Stone Walls: Personal Boundaries was conceived by Mariana Cook, the last protégé of Ansel Adams, at her home on Martha’s Vineyard on the day before Thanksgiving in 2002. After 56 cows strayed through a crumbling section of the stone wall she shares with her neighbor, Cook studied the tumbled wall and was struck by its beauty. With that inspiration, Cook spent eight years traveling to farms, towns, and temples in Peru, Great Britain, Ireland, the Mediterranean, New England, and Kentucky in pursuit of dry stone walls.

The striking black-and-white photographs portray the wall in landscape, the wall in abstract form, and the return of rocks to nature. Cook is fascinated with the juxtaposition of stones and geometric composition, as well as with the resonance among walls of different cultures. The walls were photographed by Cook between 2002 and 2010 and were built as early as 3600 B.C.

Dry stone walls – those constructed without the use of mortar with stones skillfully selected and placed to ensure strength and durability – are slowly falling into disrepair or being removed from the landscape. Cook writes, “The walls collapse and are replaced by concrete blocks, wire or wooden fences…The self-sufficient family life and closeness bred by the farm is disappearing with its walls.” A portion of the proceeds from the book will benefit The Dry Stone Conservancy in Lexington, Kentucky, a non-profit organization dedicated to preserving historic dry stone structures in Kentucky’s world-famous Bluegrass landscape and to developing a national center for training and expertise.
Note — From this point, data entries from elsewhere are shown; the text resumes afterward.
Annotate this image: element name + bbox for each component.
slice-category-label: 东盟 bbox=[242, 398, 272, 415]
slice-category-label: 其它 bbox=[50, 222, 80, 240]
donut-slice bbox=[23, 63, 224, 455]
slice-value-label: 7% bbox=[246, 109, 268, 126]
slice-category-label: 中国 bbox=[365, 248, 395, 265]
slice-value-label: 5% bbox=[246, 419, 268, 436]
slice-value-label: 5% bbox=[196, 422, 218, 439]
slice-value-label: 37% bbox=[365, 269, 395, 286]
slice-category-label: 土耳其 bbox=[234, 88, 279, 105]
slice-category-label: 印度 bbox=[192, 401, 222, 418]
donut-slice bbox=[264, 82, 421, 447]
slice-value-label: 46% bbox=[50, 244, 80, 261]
Among the highlights in the book is Hagar Qim Temple, Malta, 2006, which depicts one of the world’s most ancient religious sites. The oldest dry stone structure on earth, it was built between 3600 and 3200 B.C. Knobs, Hatun Rumiyoq, Cusco, Peru, 2004, shows protrusions carved on 50-ton stones, which were used to drag and position them. (Curiously, every year at noon on the summer solstice, each knob casts a diagonal shadow which ends precisely at the adjacent stone’s corner.) Cook includes a wall by artist Andy Goldsworthy. Jack’s Fold (Andy Goldsworthy’s Sheep Fold), Barbondale, Cumbria, England, 2006, was built in 1996 as part of a series of sheep’s folds. Goldsworthy worked only with existing folds or folds that had been destroyed but were indicated on old maps.

“I love being close to a wall, to stand in front of it for hours, composing an image from the rock’s abstract shapes. It is a pleasure to work in the fresh air, listening to the sheep, cows, and birds. Sometimes, I am caught in the rain and freezing wind, and crouch down next to the wall to take shelter against it as the builders must have done. I feel safe right up against a wall, comforted by its containment of me, perhaps because the boundaries are so clear,” Cook writes.
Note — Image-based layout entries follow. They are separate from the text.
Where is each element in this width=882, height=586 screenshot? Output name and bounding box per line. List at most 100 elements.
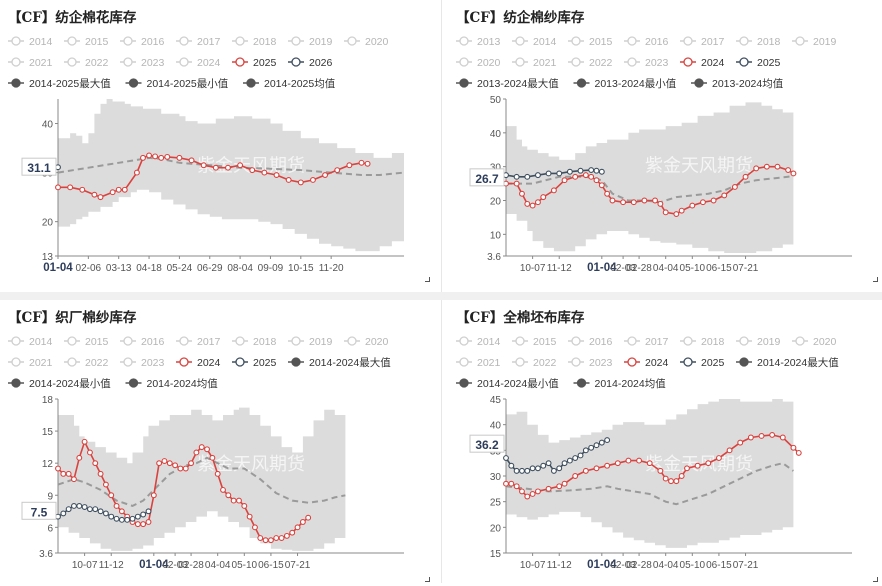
resize-handle-2[interactable] [873,277,878,282]
legend-item-2017[interactable]: 2017 [624,336,669,348]
legend-item-2020[interactable]: 2020 [792,336,837,348]
legend-item-2014-2025最小值[interactable]: 2014-2025最小值 [125,77,229,90]
legend-item-2014[interactable]: 2014 [456,336,501,348]
legend-item-2016[interactable]: 2016 [120,36,165,48]
legend-item-2022[interactable]: 2022 [64,57,109,69]
data-point [790,444,797,451]
legend-item-2021[interactable]: 2021 [8,357,53,369]
data-point [109,189,116,196]
legend-item-2014[interactable]: 2014 [8,36,53,48]
legend-marker-icon [795,336,805,346]
legend-item-2016[interactable]: 2016 [624,36,669,48]
data-point [742,173,749,180]
data-point [588,167,595,174]
data-point [636,457,643,464]
data-point [593,167,600,174]
data-point [273,172,280,178]
legend-item-2013-2024均值[interactable]: 2013-2024均值 [691,77,784,90]
legend-marker-icon [694,78,704,88]
legend-item-2015[interactable]: 2015 [512,336,557,348]
legend-item-2025[interactable]: 2025 [736,57,781,69]
legend-marker-icon [67,57,77,67]
legend-item-2018[interactable]: 2018 [736,36,781,48]
legend-item-2024[interactable]: 2024 [176,357,221,369]
legend-item-2019[interactable]: 2019 [736,336,781,348]
legend-item-2024[interactable]: 2024 [624,357,669,369]
data-point [214,470,221,477]
legend-item-2020[interactable]: 2020 [344,336,389,348]
legend-item-2014-2025最大值[interactable]: 2014-2025最大值 [8,77,111,90]
legend-item-2022[interactable]: 2022 [64,357,109,369]
x-tick-label: 07-21 [285,560,311,571]
legend-item-2025[interactable]: 2025 [680,357,725,369]
legend-item-2022[interactable]: 2022 [512,357,557,369]
legend-item-2014[interactable]: 2014 [512,36,557,48]
data-point [257,535,264,541]
legend-item-2019[interactable]: 2019 [792,36,837,48]
legend-item-2014-2024最小值[interactable]: 2014-2024最小值 [8,377,111,390]
legend-marker-icon [123,57,133,67]
legend-marker-icon [739,336,749,346]
legend-item-2023[interactable]: 2023 [568,357,613,369]
legend-item-2016[interactable]: 2016 [120,336,165,348]
resize-handle-4[interactable] [873,577,878,582]
legend-marker-icon [11,36,21,46]
legend-item-2014-2024最大值[interactable]: 2014-2024最大值 [736,356,839,369]
legend-item-2017[interactable]: 2017 [176,36,221,48]
legend-item-2020[interactable]: 2020 [344,36,389,48]
legend-item-2014-2025均值[interactable]: 2014-2025均值 [243,77,336,90]
legend-item-2021[interactable]: 2021 [512,57,557,69]
legend-marker-icon [11,57,21,67]
legend-item-2020[interactable]: 2020 [456,57,501,69]
data-point [249,167,256,174]
legend-label: 2021 [533,57,557,69]
x-tick-label: 02-28 [178,560,204,571]
legend-item-2015[interactable]: 2015 [64,336,109,348]
data-point [118,516,125,523]
x-tick-label: 01-04 [139,559,169,571]
legend-item-2017[interactable]: 2017 [176,336,221,348]
legend-label: 2014 [29,336,53,348]
legend-item-2018[interactable]: 2018 [232,336,277,348]
legend-item-2016[interactable]: 2016 [568,336,613,348]
legend-label: 2016 [645,36,669,48]
legend-item-2017[interactable]: 2017 [680,36,725,48]
legend-item-2015[interactable]: 2015 [568,36,613,48]
legend-item-2021[interactable]: 2021 [456,357,501,369]
legend-marker-icon [683,57,693,67]
legend-item-2014-2024最小值[interactable]: 2014-2024最小值 [456,377,559,390]
legend-item-2015[interactable]: 2015 [64,36,109,48]
legend-item-2014-2024均值[interactable]: 2014-2024均值 [125,377,219,390]
legend-item-2014-2024最大值[interactable]: 2014-2024最大值 [288,356,391,369]
legend-item-2023[interactable]: 2023 [624,57,669,69]
legend-item-2026[interactable]: 2026 [288,57,333,69]
legend-item-2014[interactable]: 2014 [8,336,53,348]
data-point [561,460,568,467]
chart-title-2: 【CF】纺企棉纱库存 [456,10,585,26]
legend-label: 2019 [309,36,333,48]
legend-item-2023[interactable]: 2023 [120,357,165,369]
data-point [689,202,696,209]
data-point [529,202,536,209]
x-tick-label: 04-04 [205,560,231,571]
legend-item-2018[interactable]: 2018 [680,336,725,348]
data-point [261,169,268,176]
legend-item-2013[interactable]: 2013 [456,36,501,48]
legend-item-2021[interactable]: 2021 [8,57,53,69]
legend-item-2024[interactable]: 2024 [176,57,221,69]
resize-handle-3[interactable] [425,577,430,582]
resize-handle-1[interactable] [425,277,430,282]
legend-item-2022[interactable]: 2022 [568,57,613,69]
legend-item-2013-2024最小值[interactable]: 2013-2024最小值 [573,77,677,90]
legend-item-2023[interactable]: 2023 [120,57,165,69]
legend-item-2018[interactable]: 2018 [232,36,277,48]
data-point [566,457,573,464]
legend-item-2014-2024均值[interactable]: 2014-2024均值 [573,377,667,390]
legend-item-2019[interactable]: 2019 [288,36,333,48]
legend-item-2019[interactable]: 2019 [288,336,333,348]
legend-item-2025[interactable]: 2025 [232,357,277,369]
legend-item-2025[interactable]: 2025 [232,57,277,69]
legend-item-2013-2024最大值[interactable]: 2013-2024最大值 [456,77,559,90]
data-point [614,460,621,467]
legend-item-2024[interactable]: 2024 [680,57,725,69]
Among the noted writers of the seven essays in the book are farmer, poet, essayist and author Wendell Berry; Colin Renfrew, British archaeologist and member of the House of Lords; and Thomas B. F. Cummins, Professor of Pre-Columbian and Colonial Art History, and Department Chair, History of Art and Architecture at Harvard University.

As Wendell Berry writes in his essay about stone walls, “They are products equally of art and nature. They look both human and natural.” He concludes that the photographs are “a record of a kind of rural life by now almost lost, but certainly of worth and possibly indispensable.”

Work by Mariana Cook is included in the collections of The Museum of Modern Art and The Metropolitan Museum of Art, New York; the Los Angles County Museum and the J. Paul Getty Museum in Los Angeles; the Corcoran Gallery of Art and the National Portrait Gallery in Washington, D.C.; and the National Gallery and the Victoria and Albert Museum in London, among others. Her previous publications include the acclaimed portrait books: Fathers and Daughters, Mothers and Sons, Generations of Women, Couples, Faces of Science, and Mathematicians. She lives in New York City with her husband and daughter.